The National Policy of John A. Macdonald created an economic bulwark behind which time and immigration could form a viable nation. Eighty years later, the bilateral relationship fashioned by C.D. Howe won a privileged position for Canada as a supplier for the American market in return for providing a safe haven for investment capital and understanding in matters of defence and foreign relations.

There is no question that these policies served us well. Against great odds Canada became an independent nation able to play a remarkably dynamic role on the international scene. Thanks to massive infusions of investment and technology, we were also able to enjoy an American standard of living without building an independent industrial base.

There was, of course, a price to be paid for this profligacy, and, by the end of the 1970s, the bills were coming in. Our branch plant economy was largely American controlled (81% in the case of petroleum). We suffered a deficit in manufacturing goods with every trading partner. Seventy-four per cent of our imports were manufactured. Employment refused to respond to monetary or fiscal tinkering. It was also becoming clear that Americans were determined to create non-tariff barriers to protect their interests. Indeed, even sectors of the economy regulated by bilateral agreements were in trouble because industries were rapidly establishing themselves internationally. When Reagan's nationalistic Republicans stormed the White House the stage was set for confrontation. It came when Trudeau's resurrected government found its own form of nationalism and brought forth the National Energy Program (NEP) and the Foreign Investment Review Agency (FIRA).
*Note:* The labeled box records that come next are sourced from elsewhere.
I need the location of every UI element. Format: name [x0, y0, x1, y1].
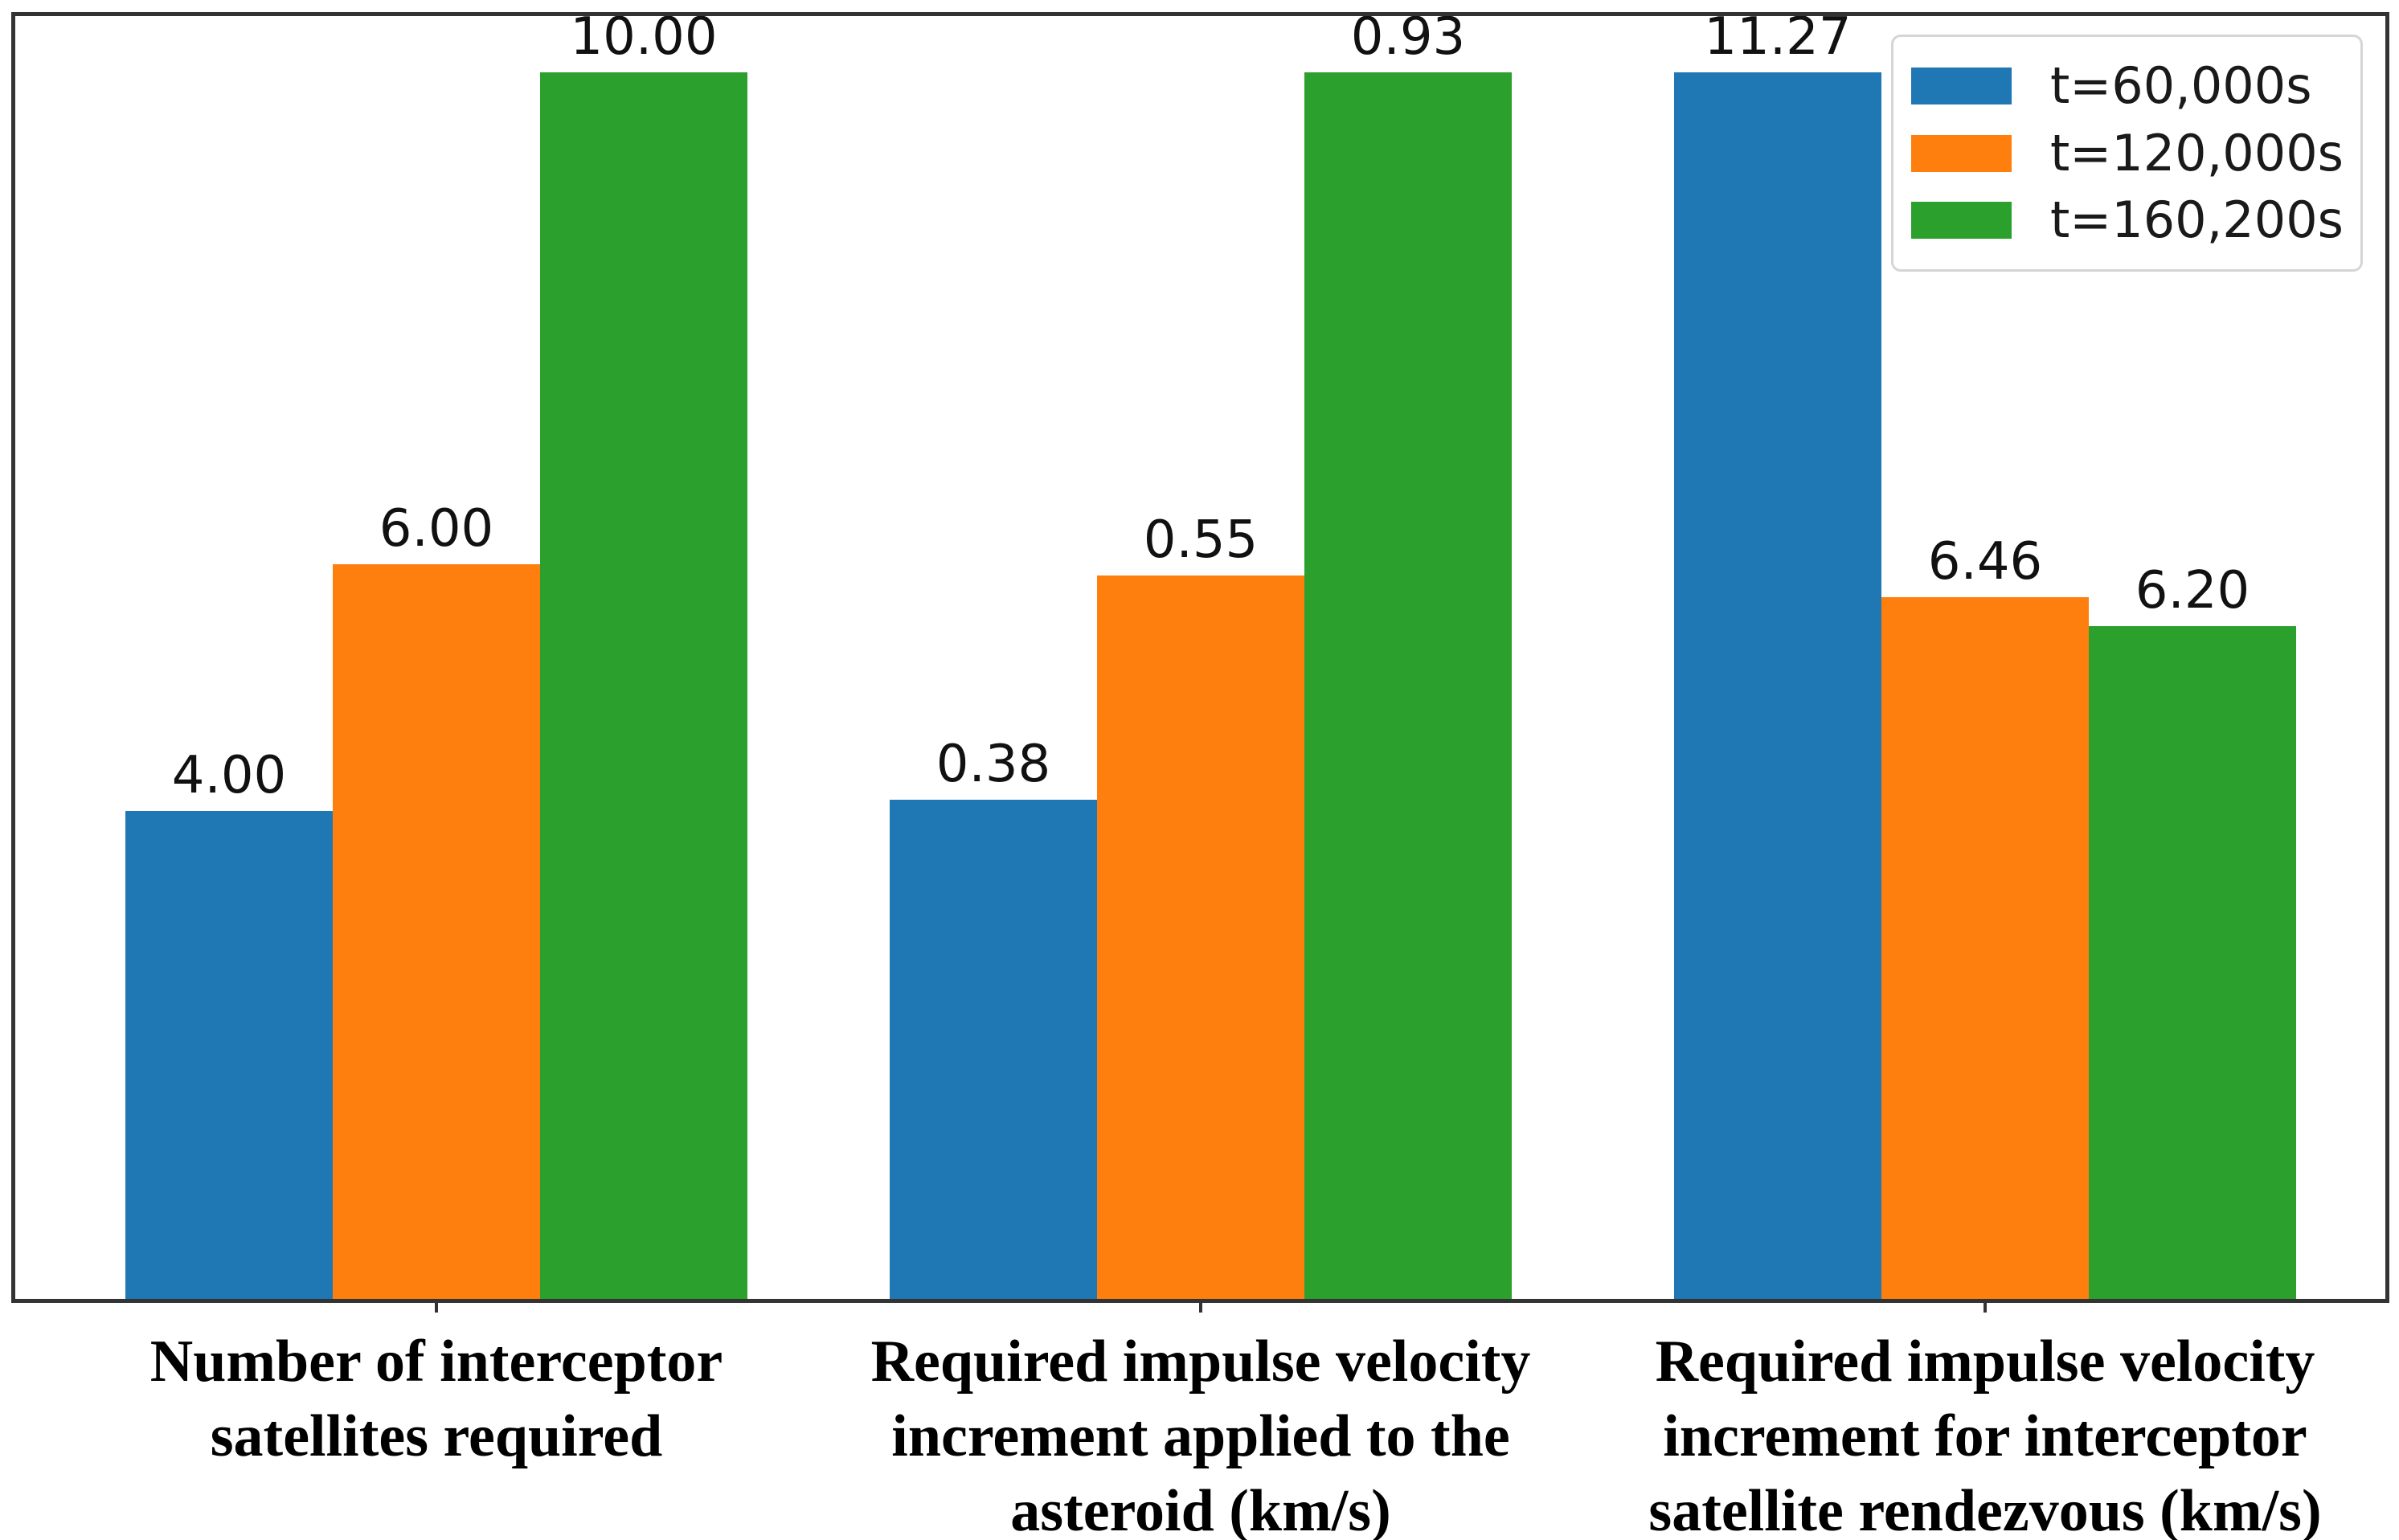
bar-value-label: 6.20 [2135, 561, 2250, 621]
legend-item-t160200: t=160,200s [1911, 195, 2360, 245]
category-label-line: Required impulse velocity [870, 1329, 1531, 1395]
bar-value-label: 6.00 [379, 499, 494, 559]
bar-value-label: 6.46 [1927, 532, 2043, 592]
legend-swatch-orange [1911, 134, 2012, 172]
legend: t=60,000s t=120,000s t=160,200s [1891, 35, 2363, 272]
bar-value-label: 0.93 [1350, 7, 1466, 67]
category-label-line: Number of interceptor [149, 1329, 723, 1395]
legend-swatch-blue [1911, 67, 2012, 104]
bar-t120000s-group1 [333, 564, 540, 1303]
legend-label: t=160,200s [2050, 190, 2344, 250]
x-axis-tick [435, 1301, 438, 1313]
category-label-line: satellite rendezvous (km/s) [1648, 1478, 2322, 1540]
category-label-line: satellites required [210, 1403, 663, 1469]
legend-item-t60000: t=60,000s [1911, 55, 2360, 115]
x-axis-tick [1983, 1301, 1987, 1313]
category-label-line: Required impulse velocity [1655, 1329, 2315, 1395]
category-label-group3: Required impulse velocity increment for i… [1648, 1325, 2321, 1540]
bar-t120000s-group2 [1097, 575, 1304, 1303]
bar-t60000s-group1 [125, 811, 333, 1303]
bar-t160200s-group1 [540, 72, 747, 1303]
category-label-group1: Number of interceptor satellites required [150, 1325, 723, 1474]
bar-t60000s-group3 [1674, 72, 1881, 1303]
bar-value-label: 11.27 [1704, 7, 1852, 67]
category-label-line: increment for interceptor [1663, 1403, 2307, 1469]
bar-value-label: 4.00 [171, 746, 287, 805]
legend-swatch-green [1911, 202, 2012, 240]
bar-value-label: 10.00 [570, 7, 718, 67]
legend-label: t=120,000s [2050, 123, 2344, 182]
legend-label: t=60,000s [2050, 55, 2312, 115]
bar-t60000s-group2 [890, 800, 1097, 1303]
x-axis-tick [1199, 1301, 1202, 1313]
bar-t120000s-group3 [1881, 597, 2089, 1303]
category-label-group2: Required impulse velocity increment appli… [871, 1325, 1531, 1540]
category-label-line: increment applied to the [891, 1403, 1510, 1469]
bar-t160200s-group3 [2089, 626, 2296, 1303]
bar-value-label: 0.55 [1143, 510, 1259, 570]
bar-t160200s-group2 [1304, 72, 1512, 1303]
category-label-line: asteroid (km/s) [1010, 1478, 1391, 1540]
legend-item-t120000: t=120,000s [1911, 123, 2360, 182]
bar-value-label: 0.38 [935, 735, 1051, 794]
American reaction was intemperate, and aggressive congressmen soon forced the political battle zone to such fronts as defence, the United Nations, fisheries, environmental pollution, and public broadcasting. Considering the harmonious relations of the past, the term, "crisis," was undoubtedly justified.

It is at this point that Stephen Clarkson, a political scientist from the University of Toronto, takes up his examination of Canadian-American relations. It is a penetrating analysis with a foundation of painstaking scholarship. His preparatory work included over two hundred interviews and an exhaustive document search that resulted in more than thirty pages of explanatory notes. The style, however, is that of the investigative journalist. In no way is it pretentiously academic.

This revised edition was written to let the author explore his thesis that Mulroney, a very Americanized prime minister, has given the green light for colleagues such as Michael Wilson and Sinclair Stevens to shape policies according to continental priorities in the hope that the United States will once more grant us special economic consideration. His treatise duals in detail with specific events of only one decade, but it poses problems that are seminal to the very existence of an independent Canada. Perhaps all that really needs to be said is that the book is dedicated to the Honourable Walter L. Gordon. That automatically makes it essential reading for any serious Canadian nationalist, it is a must for every college, public, and senior high school library in Canada.

Howard Hurt, Curriculum Laboratory, University of British Columbia, Vancouver, B.C.